ナオトも自分で考えて、それをアカリが思いつき、計画を練るようには仕向けたけれど、そんな高額が口に出るとまでは想像もしていなかったから驚いた。
「何よ。スーパー金持ちなんだから、そのくらい提示して問題があるの?払うかなんかわからないし、これは遊びなんだから。取り分はそうね……、私たちは一千万。で、ユメの取り分は二千万。これならユメだって納得でしょ?私たちの倍額なんだから」
2人が黙り込んでしまっているのを見て、アカリがため息をついた。
「あのね?あの子のワガママのための『遊び』でしょ?別に本気で支払うなんて思っていないわよ。親がいなくなった娘を心配して会いに来たらそれでいいんでしょ?それがゴールなんでしょ?親が駆けつけるために身代金まで請求するんだから、あの家だと、このくらいの金額じゃないと逆に失礼だわ。スーパー金持ちなんだから。あくまで『遊び』よ。心配して駆けつけたら解放すればいい話。報酬はこの架空口座でいいわよ、誰にも内緒で貯金できる口座を貰えたんだし」
「も、もしもだけれど……、支払ったらどうするの?」
アサコが震える声で言う。
それを見てアカリはニヤリと笑う。
「ありがたく貰えば?五千万くらい、あの家なら別に問題ないんじゃない?」
これは想像よりも大規模なことになりそうだ……。
俺も暇つぶしの『遊び』だと思っていた。
架空口座を貰い、欲しいギターはいざとなればユメに買わせるように仕向けようと思っている。

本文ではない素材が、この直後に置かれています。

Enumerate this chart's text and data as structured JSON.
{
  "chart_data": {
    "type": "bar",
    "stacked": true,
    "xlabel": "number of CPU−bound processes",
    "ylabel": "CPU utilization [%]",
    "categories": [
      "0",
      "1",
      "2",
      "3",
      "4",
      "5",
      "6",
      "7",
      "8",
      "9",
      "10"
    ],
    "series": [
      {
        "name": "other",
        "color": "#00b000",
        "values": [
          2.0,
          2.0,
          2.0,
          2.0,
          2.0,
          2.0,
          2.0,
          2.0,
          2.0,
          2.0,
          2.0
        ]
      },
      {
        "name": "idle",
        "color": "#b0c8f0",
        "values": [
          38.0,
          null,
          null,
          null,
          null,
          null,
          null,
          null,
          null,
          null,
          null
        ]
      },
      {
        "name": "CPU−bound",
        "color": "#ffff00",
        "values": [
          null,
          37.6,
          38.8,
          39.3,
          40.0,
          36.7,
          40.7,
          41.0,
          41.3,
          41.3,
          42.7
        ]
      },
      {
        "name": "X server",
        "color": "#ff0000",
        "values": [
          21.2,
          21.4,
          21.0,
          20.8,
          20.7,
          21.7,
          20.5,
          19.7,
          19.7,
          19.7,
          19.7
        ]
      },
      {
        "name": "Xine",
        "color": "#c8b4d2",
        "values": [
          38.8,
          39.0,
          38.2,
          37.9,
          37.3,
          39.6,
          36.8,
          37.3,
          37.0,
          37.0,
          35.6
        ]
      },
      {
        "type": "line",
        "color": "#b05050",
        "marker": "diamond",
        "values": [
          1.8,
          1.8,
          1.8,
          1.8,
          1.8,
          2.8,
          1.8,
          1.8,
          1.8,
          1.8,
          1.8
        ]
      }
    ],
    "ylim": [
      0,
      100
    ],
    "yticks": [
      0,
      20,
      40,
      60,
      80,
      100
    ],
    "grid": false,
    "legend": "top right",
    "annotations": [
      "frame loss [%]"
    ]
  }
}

アカリの言う通り、架空口座が報酬で十分だと思っていたけれど……。
かなりヤバイことになるかもしれない。
万が一、アサコの言う通り、新山家が支払ったら……、もう、これは遊びではない。俺たちが犯行を企てて、実行したと警察にでもバレたら、少年院どころでは済まないかもしれない。全国ニュースになってもおかしくはない。
さすがに言い出しっぺのナオトも生唾を飲み込んだ。
「さて……、入念に計画を立てるわよ?『遊び』だけれど、どうせなら本気で遊ぼうじゃない。何をビビっているの?ユメのワガママを叶えるんでしょ?私たちは『仲間』なんだから」
アカリは嬉々として計画を考え始めた。